Rudolph Dietzen vs. Hans Fallada
 
A literatura centro-europeia do entreguerra parece abalada pelo ódio, pela dor e pelo excesso. Escritores como Stefan Zweig, Joseph Roth, Walter Benjamin, Franz Kafka, Fernando Pessoa ou o protagonista deste artigo, Hans Fallada, buscam refúgio de uma sociedade que se transforma em tragédia por meio de drogas, álcool ou loucura.
 
Talvez um dos casos mais paradigmáticos seja o de Hans Fallada, cujo verdadeiro nome era Rudolph Willhelm Friedrich Ditzen¹ e que nasceu em Greifswald, no norte da Alemanha, em 1893. A carta enviada do asilo Strelitz a seu filho Uli em o outono de 1944 pretendia representar um marco, um ponto de virada numa vida comum. Algumas semanas antes, em julho de 1944, num incidente inexplicável, ele havia disparado uma arma que feriu levemente sua esposa Anna “Suse” Issel e entrou no manicômio com uma acusação de assassinato nas costas. Mas na vida de Fallada não era uma exceção. Desde sua juventude, sua vida tinha sido até aquele momento um carrossel de vícios, de momentos baixos, depressão e loucura.
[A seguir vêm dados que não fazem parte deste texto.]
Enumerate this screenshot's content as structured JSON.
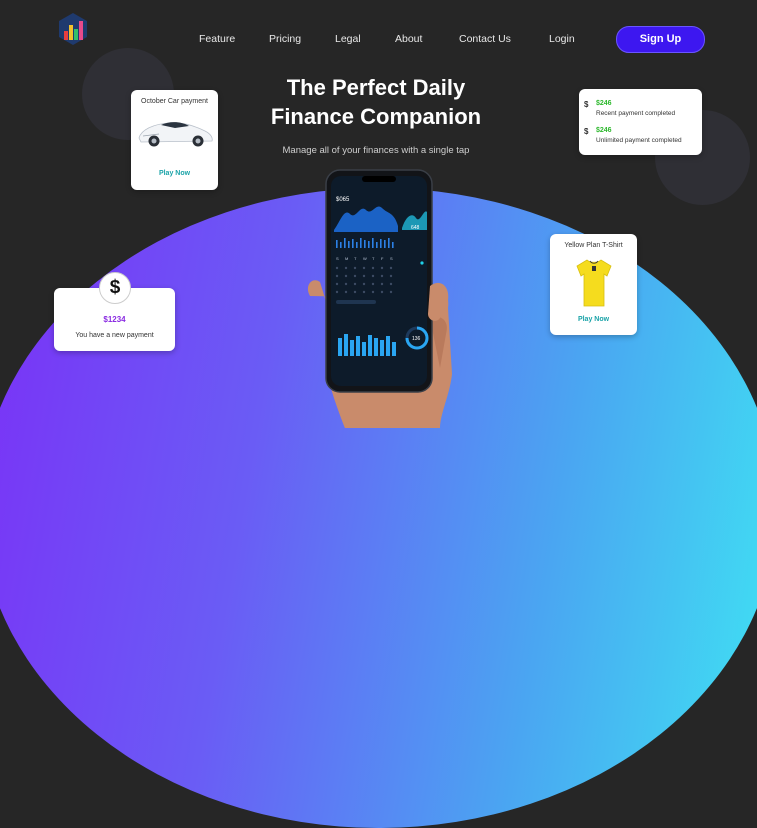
{
  "nav": {
    "items": [
      "Feature",
      "Pricing",
      "Legal",
      "About",
      "Contact Us",
      "Login"
    ],
    "signup_label": "Sign Up"
  },
  "hero": {
    "title_line1": "The Perfect Daily",
    "title_line2": "Finance Companion",
    "subtitle": "Manage all of your finances with a single tap"
  },
  "cards": {
    "car": {
      "title": "October Car payment",
      "action": "Play Now"
    },
    "shirt": {
      "title": "Yellow Plan T-Shirt",
      "action": "Play Now"
    },
    "notifications": [
      {
        "amount": "$246",
        "text": "Recent payment completed"
      },
      {
        "amount": "$246",
        "text": "Unlimited payment completed"
      }
    ],
    "payment": {
      "symbol": "$",
      "amount": "$1234",
      "text": "You have a new payment"
    }
  },
  "phone_screen": {
    "balance": "$065",
    "side_value": "648",
    "bottom_value": "136",
    "weekdays": [
      "S",
      "M",
      "T",
      "W",
      "T",
      "F",
      "S"
    ]
  },
  "colors": {
    "background": "#262626",
    "accent": "#3d17f0",
    "gradient_start": "#7b2ff7",
    "gradient_end": "#3ee6f3",
    "play_link": "#1aa3a8",
    "amount_green": "#2db82d",
    "amount_purple": "#8a2be2"
  },
  "icons": {
    "logo": "bar-chart-logo-icon",
    "currency": "dollar-icon"
  }
}
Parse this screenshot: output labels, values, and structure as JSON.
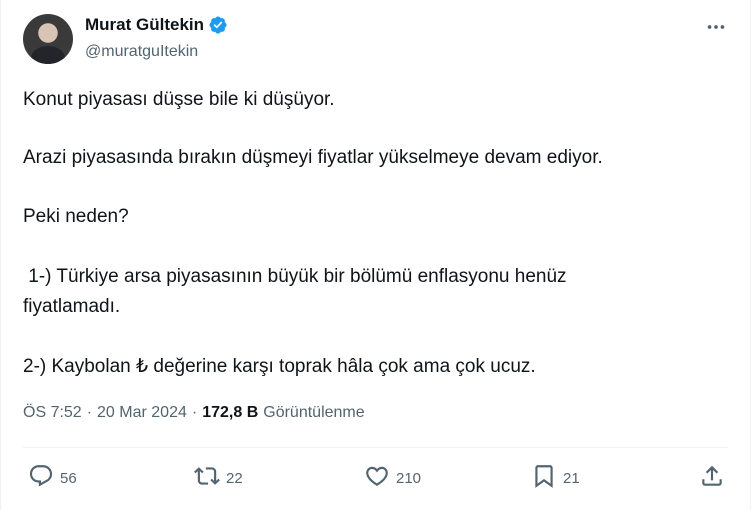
{
  "tweet": {
    "author": {
      "name": "Murat Gültekin",
      "handle": "@muratguItekin",
      "verified": true
    },
    "paragraphs": [
      "Konut piyasası düşse bile ki düşüyor.",
      "Arazi piyasasında bırakın düşmeyi fiyatlar yükselmeye devam ediyor.",
      "Peki neden?",
      " 1-) Türkiye arsa piyasasının büyük bir bölümü enflasyonu henüz",
      "fiyatlamadı.",
      "2-) Kaybolan ₺ değerine karşı toprak hâla çok ama çok ucuz."
    ],
    "meta": {
      "time": "ÖS 7:52",
      "separator": "·",
      "date": "20 Mar 2024",
      "views_count": "172,8 B",
      "views_label": "Görüntülenme"
    },
    "actions": {
      "replies": "56",
      "reposts": "22",
      "likes": "210",
      "bookmarks": "21"
    }
  },
  "icons": {
    "verified": "verified-badge-icon",
    "more": "more-dots-icon",
    "reply": "reply-icon",
    "repost": "repost-icon",
    "like": "heart-icon",
    "bookmark": "bookmark-icon",
    "share": "share-icon"
  },
  "colors": {
    "text": "#0f1419",
    "secondary": "#536471",
    "verified": "#1d9bf0",
    "divider": "#eff3f4"
  }
}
O escritor já havia atingido o fundo do poço muitas vezes. Talvez tenha sido marcado desde a infância pela presença de um pai severo e distante, um juiz da Suprema Corte, e por um acidente em 1909, quando mal tinha dezesseis anos, que quase lhe custou a vida e a febre tifoide pouco tempo depois do acidente reduziu sua saúde para sempre.
 
Crucial para o futuro do autor também parece ser um falso suicídio mascarado em duelo com seu amigo Hans Dietrich von Necker em 1911 e que terminou com a morte deste. Possivelmente, o fato escondia algum tipo de relação homossexual que eles queriam abafar, mas o fato marcou de forma definitiva a personalidade de Fallada, que desde então embarcou em intermináveis ​​comportamentos autodestrutivos.
 
Desde sua juventude Fallada se tornou um viciado em morfina (que ele reflete tão bem em Diário de um morfinomaníaco), álcool, nicotina e todos os tipos de fármacos*. Sua juventude e maturidade será um vai e vem entre hospitais, manicômios e clínicas de desintoxicação. Já durante a Primeira Guerra Mundial foi demitido do emprego e internado em várias clínicas na Turíngia, de onde saiu em 1919, terminada a guerra e com a Alemanha atingida por uma das maiores crises econômicas da sua história. Nesses anos trabalhou como agricultor num curral, uma vida que o apazigua e que de certa forma tentará reproduzir anos depois com seu exílio rural em Carwitz, onde viverá os anos mais calmos de sua existência.
 
Berlim: triunfo literário, prisão e loucura
 
O início dos anos vinte representa a decolagem literária de Fallada. A cidade, apesar da terrível crise econômica, é uma colmeia de vida e ideias que o alimentam. A capital alemã nunca esteve tão viva como naqueles anos: Potsdamer Platz, Alexander Platz, Unter den Linden, são uma colmeia de cafés, encontros, aproveitadores e sobreviventes. Desses anos são seus dois primeiros romances: Der junge Goedeschal, de 1920, e Anton und Gerda, de 1923, que ainda não têm grande repercussão. Os vícios de Fallada ainda estão lá, ele escreve com raiva e delírio, mas também se envolve em problemas financeiros repetidamente que terminam com alguns meses de prisão por fraude em 1923 e depois com uma sentença mais longa e encarceramento na prisão de Münster, por peculato.
 
A morfina é a principal companheira dessa época, mesmo acima do álcool. Ele não está mais em Berlim, mora na cidade de Neumünster, cerca de sessenta quilômetros ao norte de Hamburgo. Só por volta de 1928 parece que o destino lhe dá uma pequena trégua: se filia ao SPD (Partido Social-Democrata Alemão), começa a trabalhar em um pequeno jornal, o General-Anzeiger, e fica noivo de outra jornalista, Anna Issel, o grande amor de sua vida agitada.
 
Parece que algo muda nesses anos, que ele pode, apesar de continuar com seus vícios, redirecionar sua vida. Em 1931 mudou-se de volta para Berlim, para Neuenhagen, na zona leste da cidade. Já trabalha para a editora Rowohlt, seu filho Uli nasce, publica seu primeiro romance de sucesso Bauern, Bomben und Bonzen (1931) que é seguido logo após Pequeno homem, e agora o quê? (1932) que amplifica o eco do anterior. Nos Estados Unidos e no Reino Unido se tornaria o livro do mês em 1934 e com os direitos que arrecada parece que sua situação financeira é, a priori, aliviada de forma definitiva.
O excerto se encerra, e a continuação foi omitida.